If society can mend, remake, and unmake men at its pleasure, its pleasure may, of course, be humane or homicidal. The difference is important. But, either way, rulers have become owners. Observe how the ‘humane’ attitude to crime could operate. If crimes are diseases, why should diseases be treated differently from crimes? And who but the experts can define disease? One school of psychology regards my religion as a neurosis. If this neurosis ever becomes inconvenient to Government, what is to prevent my being subjected to a compulsory ‘cure’? It may be painful; treatments sometimes are. But it will be no use asking, ‘What have I done to deserve this?’ The Straightener will reply: ‘But, my dear fellow, no one’s blaming you. We no longer believe in retributive justice. We’re healing you.’
This would be no more than an extreme application of the political philosophy implicit in most modern communities. It has stolen on us unawares. Two wars necessitated vast curtailments of liberty, and we have grown, though grumblingly, accustomed to our chains. The increasing complexity and precariousness of our economic life have forced Government to take over many spheres of activity once left to choice or chance. Our intellectuals have surrendered first to the slave-philosophy of Hegel, then to Marx, finally to the linguistic analysts.
As a result, classical political theory, with its Stoical, Christian, and juristic key-conceptions (natural law, the value of the individual, the rights of man), has died. The modern State exists not to protect our rights but to do us good or make us good — anyway, to do something to us or to make us something. Hence the new name ‘leaders’ for those who were once ‘rulers’. We are less their subjects than their wards, pupils, or domestic animals. There is nothing left of which we can say to them, ‘Mind your own business.’ Our whole lives are their business.
C. S. Lewis
Willing Slaves of the Welfare State
(Whole essay, very much worth reading, is here.)
My conversion went like this:
- I’m fighting for the government to control how people act.
- The people I support won’t always be in control.

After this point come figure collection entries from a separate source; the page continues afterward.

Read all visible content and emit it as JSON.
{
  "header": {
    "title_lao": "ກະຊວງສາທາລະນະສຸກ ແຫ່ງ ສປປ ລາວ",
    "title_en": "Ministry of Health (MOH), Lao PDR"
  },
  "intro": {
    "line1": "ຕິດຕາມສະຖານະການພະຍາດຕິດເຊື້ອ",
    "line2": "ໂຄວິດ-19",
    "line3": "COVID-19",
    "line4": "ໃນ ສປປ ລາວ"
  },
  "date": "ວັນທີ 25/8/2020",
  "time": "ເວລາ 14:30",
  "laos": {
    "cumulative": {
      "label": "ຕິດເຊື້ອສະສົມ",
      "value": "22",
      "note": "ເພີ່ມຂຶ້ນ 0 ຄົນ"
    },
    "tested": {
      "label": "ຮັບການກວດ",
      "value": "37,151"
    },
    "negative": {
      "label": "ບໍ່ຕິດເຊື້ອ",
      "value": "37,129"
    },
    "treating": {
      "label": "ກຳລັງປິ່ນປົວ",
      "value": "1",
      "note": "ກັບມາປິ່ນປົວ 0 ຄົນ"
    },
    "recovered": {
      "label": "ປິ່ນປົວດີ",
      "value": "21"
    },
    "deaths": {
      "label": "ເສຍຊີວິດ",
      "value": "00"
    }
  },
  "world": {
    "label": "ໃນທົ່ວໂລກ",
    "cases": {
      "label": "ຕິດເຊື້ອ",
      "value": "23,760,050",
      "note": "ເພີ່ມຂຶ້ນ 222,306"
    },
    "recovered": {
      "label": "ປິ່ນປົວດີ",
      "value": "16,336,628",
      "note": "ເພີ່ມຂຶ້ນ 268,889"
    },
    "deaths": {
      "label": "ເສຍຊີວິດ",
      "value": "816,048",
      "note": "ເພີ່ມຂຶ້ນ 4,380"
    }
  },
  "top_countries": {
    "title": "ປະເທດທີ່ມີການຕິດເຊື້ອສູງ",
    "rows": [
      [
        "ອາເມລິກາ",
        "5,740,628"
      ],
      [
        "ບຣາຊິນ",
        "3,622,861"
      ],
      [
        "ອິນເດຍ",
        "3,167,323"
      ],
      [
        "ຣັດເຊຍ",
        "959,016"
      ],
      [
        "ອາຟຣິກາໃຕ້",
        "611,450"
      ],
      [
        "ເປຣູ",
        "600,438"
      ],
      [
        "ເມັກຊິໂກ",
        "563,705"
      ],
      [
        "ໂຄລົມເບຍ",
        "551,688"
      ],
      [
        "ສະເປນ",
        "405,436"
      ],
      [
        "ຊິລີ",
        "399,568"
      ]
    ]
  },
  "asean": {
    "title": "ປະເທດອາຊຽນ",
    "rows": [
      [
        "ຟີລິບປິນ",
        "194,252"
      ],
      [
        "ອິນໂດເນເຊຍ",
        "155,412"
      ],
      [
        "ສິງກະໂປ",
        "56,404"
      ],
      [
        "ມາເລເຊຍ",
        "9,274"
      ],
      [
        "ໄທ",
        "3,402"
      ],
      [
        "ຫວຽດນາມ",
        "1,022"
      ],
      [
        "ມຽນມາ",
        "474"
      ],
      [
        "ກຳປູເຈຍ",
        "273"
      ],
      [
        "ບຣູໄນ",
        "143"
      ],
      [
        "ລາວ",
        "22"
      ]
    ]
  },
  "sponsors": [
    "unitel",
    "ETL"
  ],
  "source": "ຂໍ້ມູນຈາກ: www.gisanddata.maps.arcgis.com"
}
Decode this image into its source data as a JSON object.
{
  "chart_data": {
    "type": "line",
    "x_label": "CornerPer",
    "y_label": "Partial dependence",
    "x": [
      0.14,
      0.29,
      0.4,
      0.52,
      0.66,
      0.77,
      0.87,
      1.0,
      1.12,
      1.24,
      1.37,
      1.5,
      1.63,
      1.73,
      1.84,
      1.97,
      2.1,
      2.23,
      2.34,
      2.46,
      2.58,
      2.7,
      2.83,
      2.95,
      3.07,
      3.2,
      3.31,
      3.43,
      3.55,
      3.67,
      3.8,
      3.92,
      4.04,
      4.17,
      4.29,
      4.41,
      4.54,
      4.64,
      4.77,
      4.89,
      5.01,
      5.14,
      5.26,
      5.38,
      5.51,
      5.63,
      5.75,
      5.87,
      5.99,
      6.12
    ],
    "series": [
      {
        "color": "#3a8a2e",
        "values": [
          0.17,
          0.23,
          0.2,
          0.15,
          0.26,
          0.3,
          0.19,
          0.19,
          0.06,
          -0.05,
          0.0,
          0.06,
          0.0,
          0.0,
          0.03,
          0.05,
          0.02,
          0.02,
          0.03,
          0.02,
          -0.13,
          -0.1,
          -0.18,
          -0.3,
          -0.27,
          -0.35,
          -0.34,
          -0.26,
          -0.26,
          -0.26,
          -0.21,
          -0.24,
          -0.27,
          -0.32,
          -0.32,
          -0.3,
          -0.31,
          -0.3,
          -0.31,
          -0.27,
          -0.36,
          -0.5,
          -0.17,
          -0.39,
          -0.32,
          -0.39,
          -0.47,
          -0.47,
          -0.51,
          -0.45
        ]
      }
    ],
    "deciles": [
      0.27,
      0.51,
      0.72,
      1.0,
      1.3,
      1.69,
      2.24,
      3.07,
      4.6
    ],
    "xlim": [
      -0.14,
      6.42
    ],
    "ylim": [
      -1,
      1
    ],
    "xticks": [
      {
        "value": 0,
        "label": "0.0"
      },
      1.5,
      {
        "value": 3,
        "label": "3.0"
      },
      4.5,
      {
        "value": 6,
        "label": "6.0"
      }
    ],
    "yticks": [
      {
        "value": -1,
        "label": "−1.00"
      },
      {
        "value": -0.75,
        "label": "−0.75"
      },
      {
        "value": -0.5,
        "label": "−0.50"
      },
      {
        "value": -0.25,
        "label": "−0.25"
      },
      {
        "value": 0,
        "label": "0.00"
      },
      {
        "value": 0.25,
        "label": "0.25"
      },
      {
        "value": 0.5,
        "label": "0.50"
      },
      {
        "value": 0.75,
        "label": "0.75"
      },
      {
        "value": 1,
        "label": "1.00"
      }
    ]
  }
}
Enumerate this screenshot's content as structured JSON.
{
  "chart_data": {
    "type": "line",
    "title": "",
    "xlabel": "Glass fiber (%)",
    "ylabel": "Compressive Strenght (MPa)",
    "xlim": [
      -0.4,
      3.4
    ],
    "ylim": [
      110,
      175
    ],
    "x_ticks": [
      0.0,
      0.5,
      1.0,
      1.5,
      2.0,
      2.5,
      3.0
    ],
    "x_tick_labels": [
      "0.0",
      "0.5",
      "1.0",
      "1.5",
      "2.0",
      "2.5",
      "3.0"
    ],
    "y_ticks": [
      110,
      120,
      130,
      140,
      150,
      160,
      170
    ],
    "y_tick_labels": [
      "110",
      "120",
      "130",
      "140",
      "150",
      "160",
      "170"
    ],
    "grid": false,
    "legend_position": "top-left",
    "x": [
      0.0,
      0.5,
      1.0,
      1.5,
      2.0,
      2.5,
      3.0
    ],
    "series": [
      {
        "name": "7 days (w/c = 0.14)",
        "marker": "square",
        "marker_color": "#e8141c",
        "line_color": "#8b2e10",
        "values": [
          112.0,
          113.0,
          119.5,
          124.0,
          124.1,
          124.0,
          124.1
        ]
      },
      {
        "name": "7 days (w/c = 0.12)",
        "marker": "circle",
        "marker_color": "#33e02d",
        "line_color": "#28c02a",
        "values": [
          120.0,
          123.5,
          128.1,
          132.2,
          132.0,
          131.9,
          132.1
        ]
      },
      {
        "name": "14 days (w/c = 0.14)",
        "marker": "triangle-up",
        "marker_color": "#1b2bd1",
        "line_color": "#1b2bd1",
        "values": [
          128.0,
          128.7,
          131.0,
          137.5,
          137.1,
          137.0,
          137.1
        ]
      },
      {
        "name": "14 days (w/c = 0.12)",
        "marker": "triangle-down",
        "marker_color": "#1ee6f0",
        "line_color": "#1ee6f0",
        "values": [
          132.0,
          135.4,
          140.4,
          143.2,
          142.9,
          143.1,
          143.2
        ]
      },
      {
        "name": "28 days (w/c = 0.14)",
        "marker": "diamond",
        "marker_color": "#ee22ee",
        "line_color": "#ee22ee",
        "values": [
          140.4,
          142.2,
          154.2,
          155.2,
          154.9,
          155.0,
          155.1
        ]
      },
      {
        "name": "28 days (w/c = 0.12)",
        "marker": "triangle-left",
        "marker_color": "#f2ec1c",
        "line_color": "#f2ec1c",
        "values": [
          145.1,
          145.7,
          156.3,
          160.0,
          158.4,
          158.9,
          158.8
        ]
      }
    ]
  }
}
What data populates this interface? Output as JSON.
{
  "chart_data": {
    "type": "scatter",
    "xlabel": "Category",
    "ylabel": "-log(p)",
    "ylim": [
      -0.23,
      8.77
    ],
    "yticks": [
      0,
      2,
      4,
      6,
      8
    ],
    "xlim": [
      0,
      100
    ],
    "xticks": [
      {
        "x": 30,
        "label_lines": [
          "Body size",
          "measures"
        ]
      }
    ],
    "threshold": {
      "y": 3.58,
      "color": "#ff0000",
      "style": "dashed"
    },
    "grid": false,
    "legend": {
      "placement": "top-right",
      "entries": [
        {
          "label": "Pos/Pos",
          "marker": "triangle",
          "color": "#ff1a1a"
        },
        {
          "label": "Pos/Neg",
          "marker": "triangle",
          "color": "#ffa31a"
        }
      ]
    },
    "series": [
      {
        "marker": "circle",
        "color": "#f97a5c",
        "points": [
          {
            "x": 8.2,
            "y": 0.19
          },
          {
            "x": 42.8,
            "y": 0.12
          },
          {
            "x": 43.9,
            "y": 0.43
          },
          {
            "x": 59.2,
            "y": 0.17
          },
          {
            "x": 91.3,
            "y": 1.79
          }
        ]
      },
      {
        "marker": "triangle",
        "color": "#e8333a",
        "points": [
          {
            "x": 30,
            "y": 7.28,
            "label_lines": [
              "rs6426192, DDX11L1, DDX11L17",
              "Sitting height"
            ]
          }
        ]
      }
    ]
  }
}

- If the government has the power to control how people act and I don’t agree with the people in charge, I’m at risk to have myself and my behavior controlled in exactly the same way I’m advocating.
- The only way to avoid tyranny is to take away the power to control behavior from the state.
In other words, I’m not a libertarian because I hope for libertine squalor or because I hope to hasten the moral decay of society (whatever that means). I’m a libertarian (and border on anarcho-capitalist) because I dread tyranny.
And lest there be any misunderstanding, just because you agree with the outcome doesn’t make your particular brand of government-run behavioral control any less tyrannical:
Of all tyrannies a tyranny sincerely exercised for the good of its victim may be the most oppressive. It may be better to live under robber barons than under omnipotent moral busybodies. The robber baron’s cruelty may sometimes sleep, his cupidity may at some point be satiated, but those who torment us for our own good will torment us without end for they do so with the approval of their own conscience.
C. S. Lewis
God in the Dock
Listen, people: you can’t pass laws that make people better or fix society’s ills. All you can do is make everyone less free in the process. Make no mistake: government-run healthcare is a tyranny no less sincerely executed for the good of its victim than the moral do-gooding of the religious right. In the end, we’re left only with less freedom and heavier chains.
I wish I could shout this from the rooftops.